Wednesday, October 31, 2018

Forge Fellowship // Manhood Requires Brotherhood day 1



Ecclesiastes 4: 9-12

9 Two are better than one,
Because they have a good reward for their labor.
10 10 For if they fall, one will lift up his companion.
But woe to him who is alone when he falls,
For he has no one to help him up.
11 11 Again, if two lie down together, they will keep warm;
But how can one be warm alone?
12 12 Though one may be overpowered by another, two can withstand him.
And a threefold cord is not quickly broken.

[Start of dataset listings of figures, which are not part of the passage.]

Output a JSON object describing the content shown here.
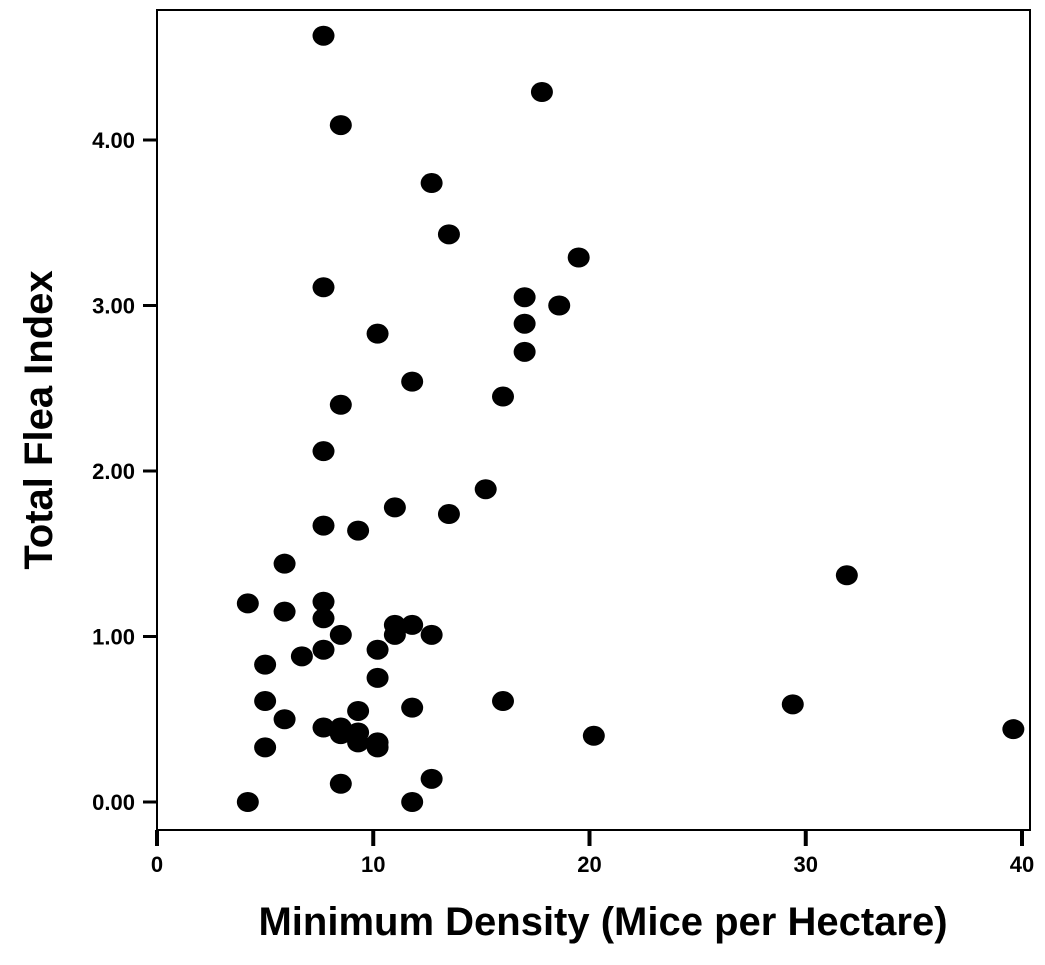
{
  "chart_data": {
    "type": "scatter",
    "title": "",
    "xlabel": "Minimum Density (Mice per Hectare)",
    "ylabel": "Total Flea Index",
    "xlim": [
      0,
      40
    ],
    "ylim": [
      0,
      4.7
    ],
    "x_ticks": [
      0,
      10,
      20,
      30,
      40
    ],
    "x_tick_labels": [
      "0",
      "10",
      "20",
      "30",
      "40"
    ],
    "y_ticks": [
      0,
      1,
      2,
      3,
      4
    ],
    "y_tick_labels": [
      "0.00",
      "1.00",
      "2.00",
      "3.00",
      "4.00"
    ],
    "grid": false,
    "legend": "none",
    "marker_color": "#000000",
    "points": [
      {
        "x": 7.7,
        "y": 4.63
      },
      {
        "x": 17.8,
        "y": 4.29
      },
      {
        "x": 8.5,
        "y": 4.09
      },
      {
        "x": 12.7,
        "y": 3.74
      },
      {
        "x": 13.5,
        "y": 3.43
      },
      {
        "x": 19.5,
        "y": 3.29
      },
      {
        "x": 7.7,
        "y": 3.11
      },
      {
        "x": 17.0,
        "y": 3.05
      },
      {
        "x": 18.6,
        "y": 3.0
      },
      {
        "x": 17.0,
        "y": 2.89
      },
      {
        "x": 10.2,
        "y": 2.83
      },
      {
        "x": 17.0,
        "y": 2.72
      },
      {
        "x": 11.8,
        "y": 2.54
      },
      {
        "x": 16.0,
        "y": 2.45
      },
      {
        "x": 8.5,
        "y": 2.4
      },
      {
        "x": 7.7,
        "y": 2.12
      },
      {
        "x": 15.2,
        "y": 1.89
      },
      {
        "x": 11.0,
        "y": 1.78
      },
      {
        "x": 13.5,
        "y": 1.74
      },
      {
        "x": 7.7,
        "y": 1.67
      },
      {
        "x": 9.3,
        "y": 1.64
      },
      {
        "x": 5.9,
        "y": 1.44
      },
      {
        "x": 31.9,
        "y": 1.37
      },
      {
        "x": 7.7,
        "y": 1.21
      },
      {
        "x": 4.2,
        "y": 1.2
      },
      {
        "x": 5.9,
        "y": 1.15
      },
      {
        "x": 7.7,
        "y": 1.11
      },
      {
        "x": 11.0,
        "y": 1.07
      },
      {
        "x": 11.8,
        "y": 1.07
      },
      {
        "x": 8.5,
        "y": 1.01
      },
      {
        "x": 11.0,
        "y": 1.01
      },
      {
        "x": 12.7,
        "y": 1.01
      },
      {
        "x": 7.7,
        "y": 0.92
      },
      {
        "x": 10.2,
        "y": 0.92
      },
      {
        "x": 6.7,
        "y": 0.88
      },
      {
        "x": 5.0,
        "y": 0.83
      },
      {
        "x": 10.2,
        "y": 0.75
      },
      {
        "x": 5.0,
        "y": 0.61
      },
      {
        "x": 16.0,
        "y": 0.61
      },
      {
        "x": 29.4,
        "y": 0.59
      },
      {
        "x": 11.8,
        "y": 0.57
      },
      {
        "x": 9.3,
        "y": 0.55
      },
      {
        "x": 5.9,
        "y": 0.5
      },
      {
        "x": 7.7,
        "y": 0.45
      },
      {
        "x": 8.5,
        "y": 0.45
      },
      {
        "x": 39.6,
        "y": 0.44
      },
      {
        "x": 8.5,
        "y": 0.41
      },
      {
        "x": 9.3,
        "y": 0.42
      },
      {
        "x": 20.2,
        "y": 0.4
      },
      {
        "x": 9.3,
        "y": 0.36
      },
      {
        "x": 10.2,
        "y": 0.36
      },
      {
        "x": 5.0,
        "y": 0.33
      },
      {
        "x": 10.2,
        "y": 0.33
      },
      {
        "x": 12.7,
        "y": 0.14
      },
      {
        "x": 8.5,
        "y": 0.11
      },
      {
        "x": 4.2,
        "y": 0.0
      },
      {
        "x": 11.8,
        "y": 0.0
      }
    ]
  }
}
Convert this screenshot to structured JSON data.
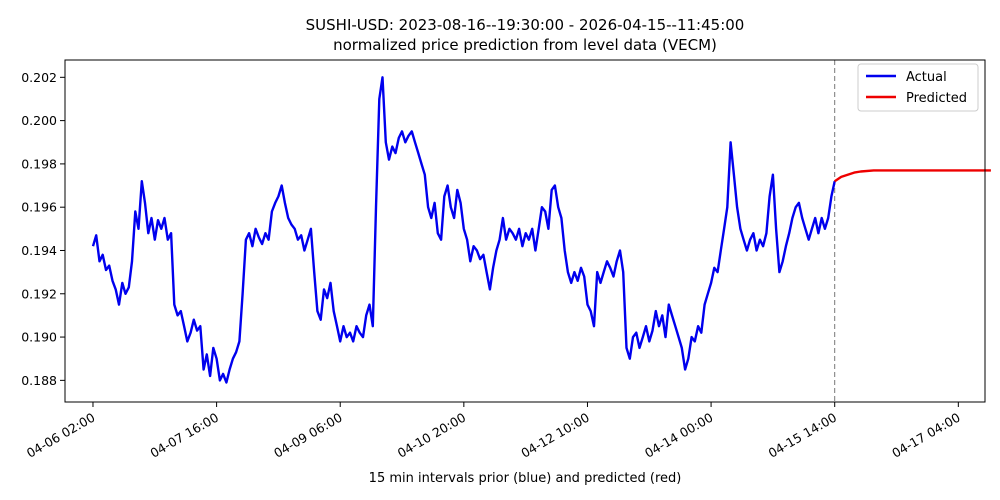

Really struggling to push through today in a Godly mentality. Spent the majority of my month being a slave to the anxiety my home creates and doing chores and so the last thing I wanted to do was to attend lifegroup when I could rather spend my time with people I enjoy. My attitude clearly reflected this, as it is every week and they've seen me this way so many times they probably didn't notice it. I really feel distant and rebellious from God every attendance so I just feel drained afterwards. 

I'm always feeling depressed after lifegroup partly due to the time that is wasted and the good relationships that I fantasise but become too cautious to initiate. Ironically, I decide to start this reading plan and the first devotional already hit me. By my paranoia, not trusting anyone I am serving my own selfish comfortability rather than serving others in fellowship. I am not placed in God's kingdom to stay comfortable but to genuinely seek Him and worship him even when my selfish desires don't want me to. God designed His Church or companionship, for intimacy, for vulnerability. I'm not any of those.